Are the savings real? Yes, they are. Several years ago, a study in the Asian employment markets pointed to cost of hire savings up to 75% and time-to-fill improvements of 80%.  With savings at even half of those rates, many managers will race to AI deployments.

So, is the runway clear for AI deployment in recruiting? The short answer is NO (or at least it should be!). We need to account for the important caveat above when I said, ‘when a tech saves money and time at scale without a decrease in quality, the tech will be implemented.’  In the case of recruiting and hiring, quality includes controlling bias in automated decision making. The examples of firms and governments confronting AI’s lack of fairness are well documented:

  1. LinkedIn’s job-matching AI was biased. The company’s solution? More AI. | MIT Technology Review
  2. AI-assisted recruitment is biased. Here’s how to make it more fair. | World Economic Forum (weforum.org)
  3. Diversity, inclusion, and Responsible AI are now the bedrock of bias prevention
  4. Wired’s story about Rotterdam’s welfare fraud detection model is an excellent example of the controversy about predictive analytics. When I read the Wired story, I recalled Spielberg’s movie, Minority Report. Tom Cruise thought the AI was trustworthy.  Not quite.  Lots to think about.

 

Navigating AI in Talent Acquisition: What Recruiters and Hiring Managers Must Know for Success

As a technology exec and consultant in the staffing/HR business, I see many AI solutions in the market. You can’t pick up a business periodical without having at least one article in it being associated with AI.  You may be deleting those articles from your news feed or multitasking when somebody starts talking about AI, but there are three AI takeaways I’d like to share with you.

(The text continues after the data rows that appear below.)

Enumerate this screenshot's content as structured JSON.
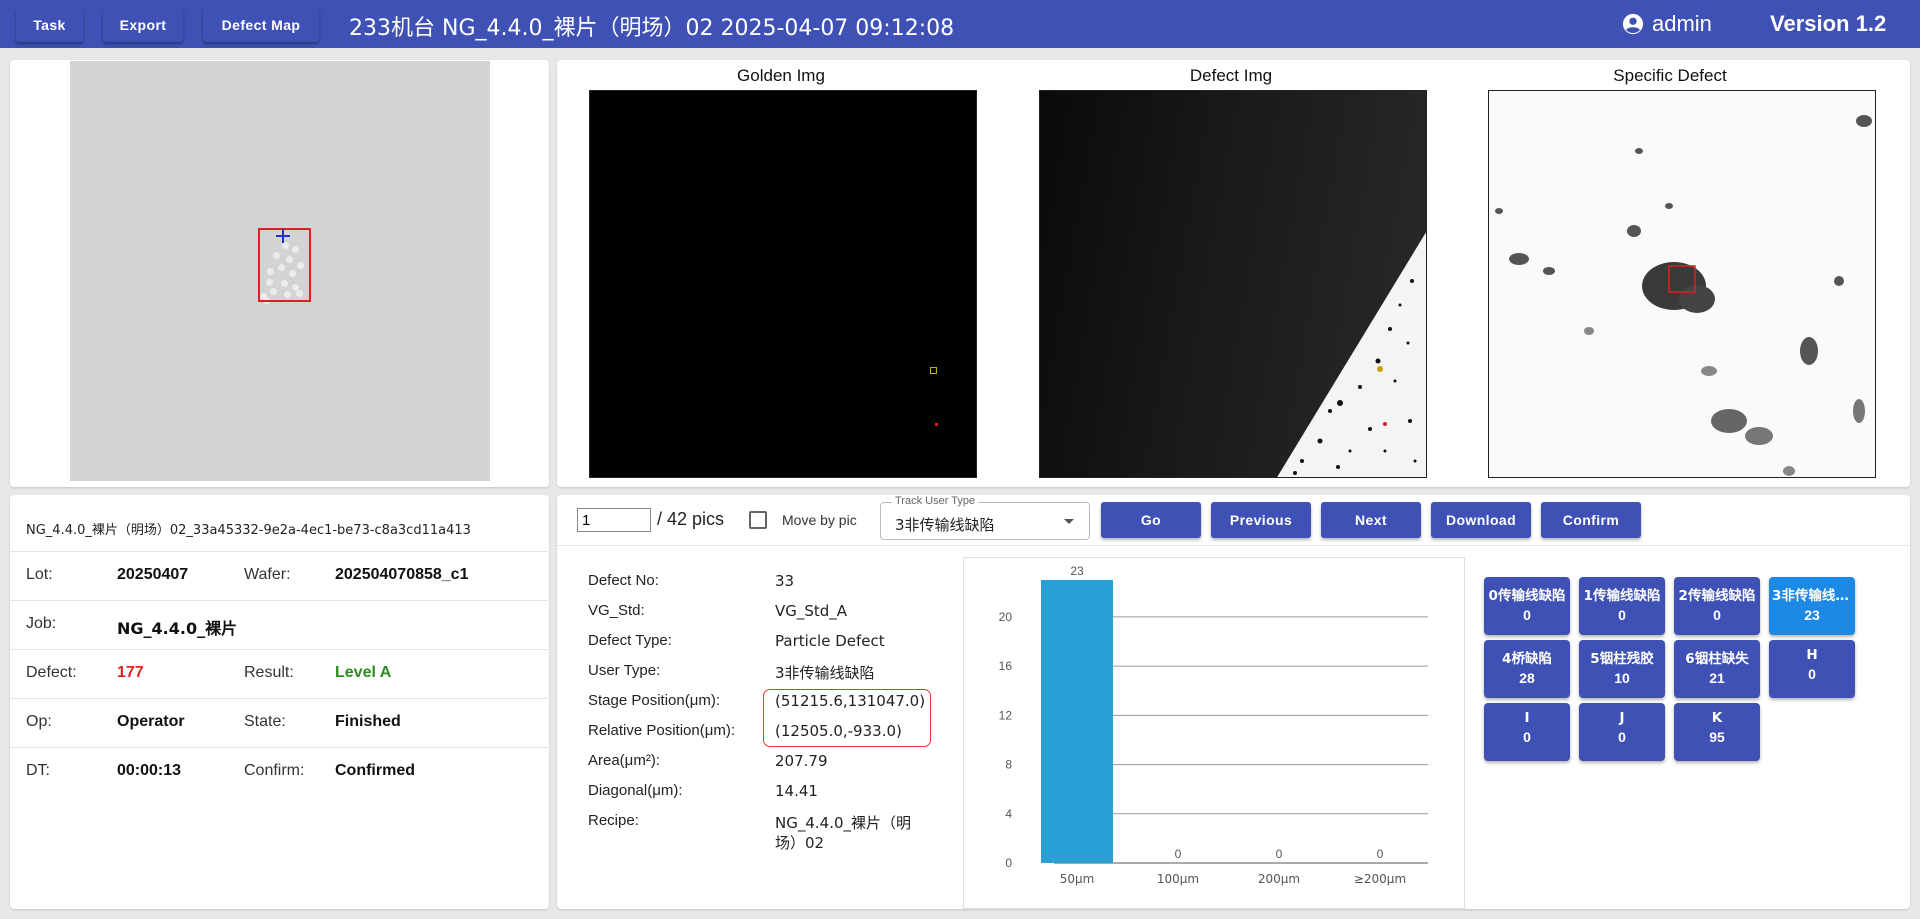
{
  "topbar": {
    "task": "Task",
    "export": "Export",
    "defect_map": "Defect Map",
    "title": "233机台   NG_4.4.0_裸片（明场）02   2025-04-07 09:12:08",
    "user": "admin",
    "version": "Version 1.2",
    "color": "#3f51b5"
  },
  "images": {
    "golden": "Golden Img",
    "defect": "Defect Img",
    "specific": "Specific Defect"
  },
  "info": {
    "file_name": "NG_4.4.0_裸片（明场）02_33a45332-9e2a-4ec1-be73-c8a3cd11a413",
    "lot_label": "Lot:",
    "lot": "20250407",
    "wafer_label": "Wafer:",
    "wafer": "202504070858_c1",
    "job_label": "Job:",
    "job": "NG_4.4.0_裸片",
    "defect_label": "Defect:",
    "defect": "177",
    "result_label": "Result:",
    "result": "Level A",
    "op_label": "Op:",
    "op": "Operator",
    "state_label": "State:",
    "state": "Finished",
    "dt_label": "DT:",
    "dt": "00:00:13",
    "confirm_label": "Confirm:",
    "confirm": "Confirmed"
  },
  "toolbar": {
    "page": "1",
    "total": "/ 42 pics",
    "move_by_pic": "Move by pic",
    "track_label": "Track User Type",
    "track_value": "3非传输线缺陷",
    "go": "Go",
    "previous": "Previous",
    "next": "Next",
    "download": "Download",
    "confirm": "Confirm"
  },
  "details": {
    "defect_no_label": "Defect No:",
    "defect_no": "33",
    "vg_std_label": "VG_Std:",
    "vg_std": "VG_Std_A",
    "defect_type_label": "Defect Type:",
    "defect_type": "Particle Defect",
    "user_type_label": "User Type:",
    "user_type": "3非传输线缺陷",
    "stage_pos_label": "Stage Position(μm):",
    "stage_pos": "(51215.6,131047.0)",
    "rel_pos_label": "Relative Position(μm):",
    "rel_pos": "(12505.0,-933.0)",
    "area_label": "Area(μm²):",
    "area": "207.79",
    "diagonal_label": "Diagonal(μm):",
    "diagonal": "14.41",
    "recipe_label": "Recipe:",
    "recipe_line1": "NG_4.4.0_裸片（明",
    "recipe_line2": "场）02"
  },
  "chart_data": {
    "type": "bar",
    "categories": [
      "50μm",
      "100μm",
      "200μm",
      "≥200μm"
    ],
    "values": [
      23,
      0,
      0,
      0
    ],
    "title": "",
    "xlabel": "",
    "ylabel": "",
    "yticks": [
      0,
      4,
      8,
      12,
      16,
      20
    ],
    "ylim": [
      0,
      23
    ],
    "grid": true,
    "bar_color": "#2a9fd6"
  },
  "categories": [
    {
      "name": "0传输线缺陷",
      "count": "0"
    },
    {
      "name": "1传输线缺陷",
      "count": "0"
    },
    {
      "name": "2传输线缺陷",
      "count": "0"
    },
    {
      "name": "3非传输线缺陷",
      "count": "23"
    },
    {
      "name": "4桥缺陷",
      "count": "28"
    },
    {
      "name": "5铟柱残胶",
      "count": "10"
    },
    {
      "name": "6铟柱缺失",
      "count": "21"
    },
    {
      "name": "H",
      "count": "0"
    },
    {
      "name": "I",
      "count": "0"
    },
    {
      "name": "J",
      "count": "0"
    },
    {
      "name": "K",
      "count": "95"
    }
  ]
}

  1. Get orientated to some of the details of AI today. Using AI is not like being Neo in the Matrix where you’re given a choice between the red or blue pill. Sampling and learning what works for you and your team is the right path.With just a handful of examples you will find yourself being reoriented to the possibilities of this technology. I suggest trying Microsoft’s Copilot in the Bing browser and Perplexity.  I really liked this Salesforce AI video and this short Microsoft demo.  Want to see recruiting AI?  Check out Sense or Staffing Engine.
  2. Know the AI problem issues. If you are advocating for AI or want to learn more, read this short piece from Gartner. Generative AI: What Is It, Tools, Models, Applications and Use Cases (gartner.com)  Garner surveyed business execs and ranked these AI issues.  You’ll want to at least have thought about these:

  1. Know that AI will take many forms and be deployed in different ways. Two distinctions are important:
    1. AI Forms: Getting a handle on the difference between the generative AI models (think ChatGPT) vs. the machine learning/predictive models (think matching algorithms). Each form of AI has specific use cases and each has their own problems.
    2. AI Framing: the picture below was helpful to me. I think about this framework for staffing and HR frequently. If you are serious about talking about AI in your business, use this framing.  The best AI solution for most firms will be some combination of these architectures.

 

 

For many technologists, AI is the most important development since the internet.  I agree with them. We know how the internet changed the world!  AI’s journey has just begun.